Weekly rerun. The full suite runs every Monday. Deltas greater than 0.3 points on any domain score trigger an updated review.
Within-a-week on model drops. When a vendor ships a model I already cover, I rerun the suite inside 7 days and publish a dated delta on the affected review.
Quarterly task review. I keep the 14 tasks fixed for at least 90 days. If a task becomes trivial for every model (score >= 9 for 3 weeks running), I swap it for a harder one and publish the retirement + replacement in the changelog.

What I do not do

Run public benchmarks (HumanEval, SWE-bench, and friends). Public evals are useful for researchers. They are noisy signal for engineers picking a tool this week.
Accept preview access or review embargoes.
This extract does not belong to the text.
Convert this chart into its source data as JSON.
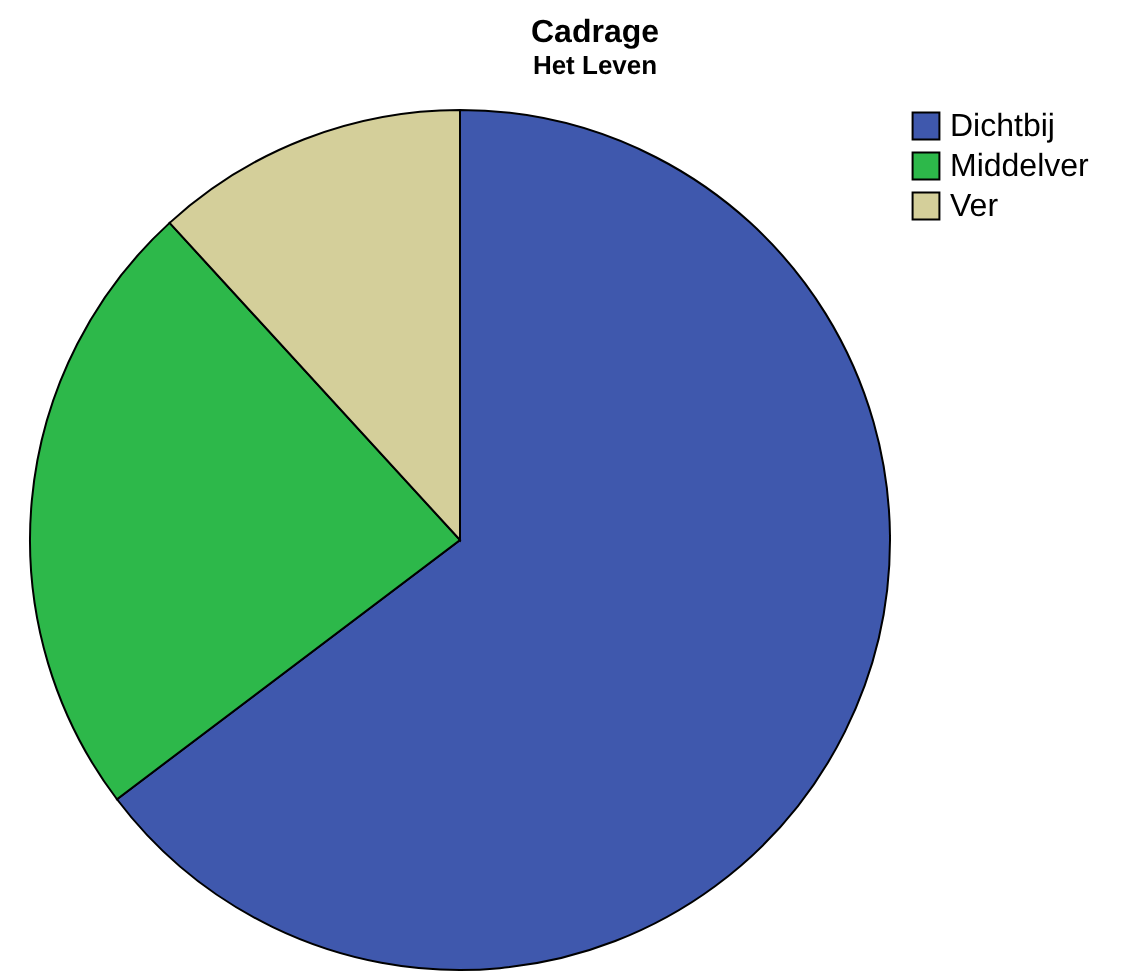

Every review is written against the shipped public version.
Take money for placement. No sponsorships, no vendor-funded posts. Affiliate links (used sparingly for tools I already score well) never move a score. The affiliate disclosure is on every affected post.
Chart scores on a single-number leaderboard. The Aider leaderboard is one useful signal; it is not the right lens for picking a refactoring tool. My leaderboard shows per-domain numbers, or it does not ship.

Corrections policy

If a score is wrong, send a link to corrections@thecodingcolosseum.com with the two lines of evidence that disprove it. I fix inside 7 days. Corrections keep the old number visible with a strikethrough, show the new number next to it, and carry a dated changelog entry on the affected post. I do not silently re-score.

The 14 tasks sit in a private fixture repo that I share with any reviewer who asks in good faith. The private repo is the single source of truth. If the tasks on this page drift from the fixture, the fixture wins.